Joyce hastens to say that MRI “is a wonderful technology, and it really has an important place in medicine. It helps the doctor and clinicians diagnose diseases where they normally would have had to do surgery.”

That said, the results of an MRI are only as accurate as the human being operating the machine and the human being interpreting the scans. A technician can be just slightly off in deciding what part of suspicious tissue to MRI, and something serious can go undetected. And, a radiologist is needed to translate the scans into usable information about health and illness. Beyond this, we still need the referring clinician to make sense of the MRI findings as well as other information culled from tests and patient histories.

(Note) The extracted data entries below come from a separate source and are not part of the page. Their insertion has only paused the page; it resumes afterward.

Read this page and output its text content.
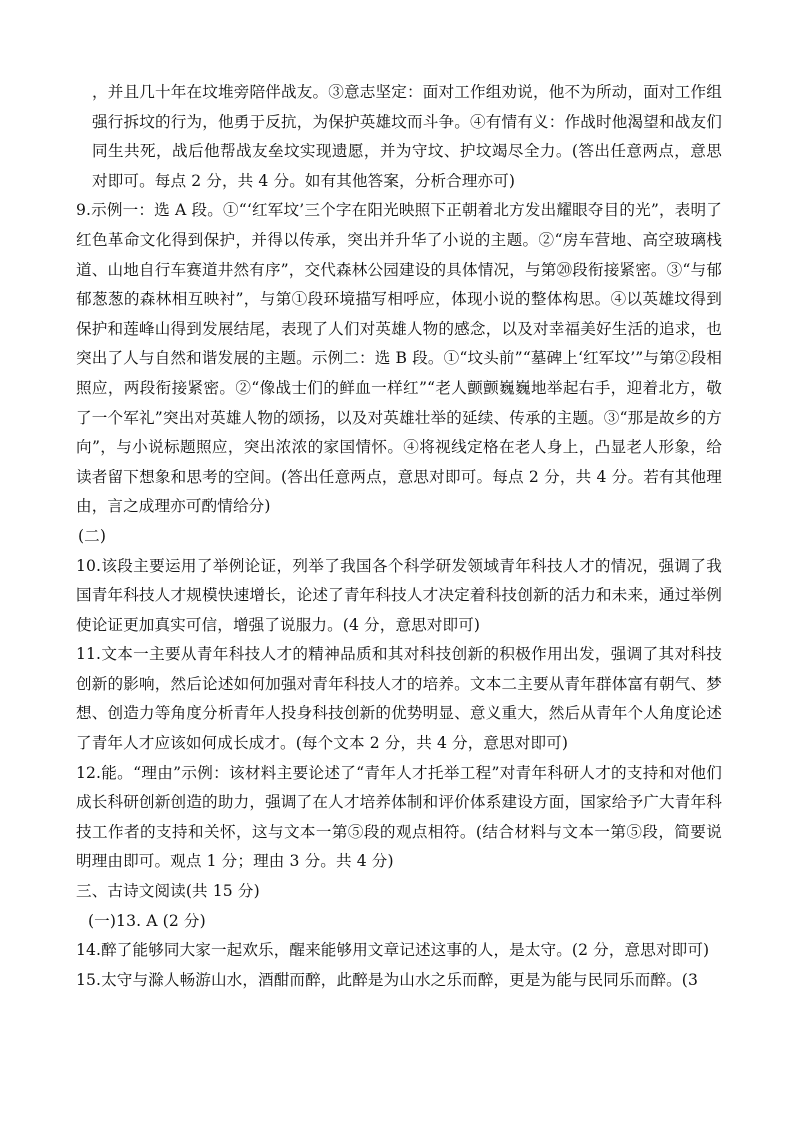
，并且几十年在坟堆旁陪伴战友。③意志坚定：面对工作组劝说，他不为所动，面对工作组强行拆坟的行为，他勇于反抗，为保护英雄坟而斗争。④有情有义：作战时他渴望和战友们同生共死，战后他帮战友垒坟实现遗愿，并为守坟、护坟竭尽全力。(答出任意两点，意思对即可。每点 2 分，共 4 分。如有其他答案，分析合理亦可)

9.示例一：选 A 段。①“‘红军坟’三个字在阳光映照下正朝着北方发出耀眼夺目的光”，表明了红色革命文化得到保护，并得以传承，突出并升华了小说的主题。②“房车营地、高空玻璃栈道、山地自行车赛道井然有序”，交代森林公园建设的具体情况，与第⑳段衔接紧密。③“与郁郁葱葱的森林相互映衬”，与第①段环境描写相呼应，体现小说的整体构思。④以英雄坟得到保护和莲峰山得到发展结尾，表现了人们对英雄人物的感念，以及对幸福美好生活的追求，也突出了人与自然和谐发展的主题。示例二：选 B 段。①“坟头前”“墓碑上‘红军坟’”与第②段相照应，两段衔接紧密。②“像战士们的鲜血一样红”“老人颤颤巍巍地举起右手，迎着北方，敬了一个军礼”突出对英雄人物的颂扬，以及对英雄壮举的延续、传承的主题。③“那是故乡的方向”，与小说标题照应，突出浓浓的家国情怀。④将视线定格在老人身上，凸显老人形象，给读者留下想象和思考的空间。(答出任意两点，意思对即可。每点 2 分，共 4 分。若有其他理由，言之成理亦可酌情给分)

(二)

10.该段主要运用了举例论证，列举了我国各个科学研发领域青年科技人才的情况，强调了我国青年科技人才规模快速增长，论述了青年科技人才决定着科技创新的活力和未来，通过举例使论证更加真实可信，增强了说服力。(4 分，意思对即可)

11.文本一主要从青年科技人才的精神品质和其对科技创新的积极作用出发，强调了其对科技创新的影响，然后论述如何加强对青年科技人才的培养。文本二主要从青年群体富有朝气、梦想、创造力等角度分析青年人投身科技创新的优势明显、意义重大，然后从青年个人角度论述了青年人才应该如何成长成才。(每个文本 2 分，共 4 分，意思对即可)

12.能。“理由”示例：该材料主要论述了“青年人才托举工程”对青年科研人才的支持和对他们成长科研创新创造的助力，强调了在人才培养体制和评价体系建设方面，国家给予广大青年科技工作者的支持和关怀，这与文本一第⑤段的观点相符。(结合材料与文本一第⑤段，简要说明理由即可。观点 1 分；理由 3 分。共 4 分)

三、古诗文阅读(共 15 分)

(一)13. A (2 分)

14.醉了能够同大家一起欢乐，醒来能够用文章记述这事的人，是太守。(2 分，意思对即可)

15.太守与滁人畅游山水，酒酣而醉，此醉是为山水之乐而醉，更是为能与民同乐而醉。(3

“You still need that human in the office thinking of how to put all of the pieces together that they gather about the body,” Joyce said, an elementary fact that she says society overlooked for years.

But, the reverence for MRI may be starting to change.

“A news article was not simply news, it was an advertisement for why you should go to this hospital or this imaging center, because they now have the biggest, best MRI machine,” Joyce said. “TV shows were the same way. (Now) In ‘House’ the MRI is no longer a sacred, reverent object. It is a routine object that is sometimes, often, wrong.

“I’m curious to see what happens as stories critical about MRI become routine. Is it not going to have that reverence—that belief that it is going to save us from other diseases we face, like cancer, or MS, things we’re hard-pressed to solve? I wonder.”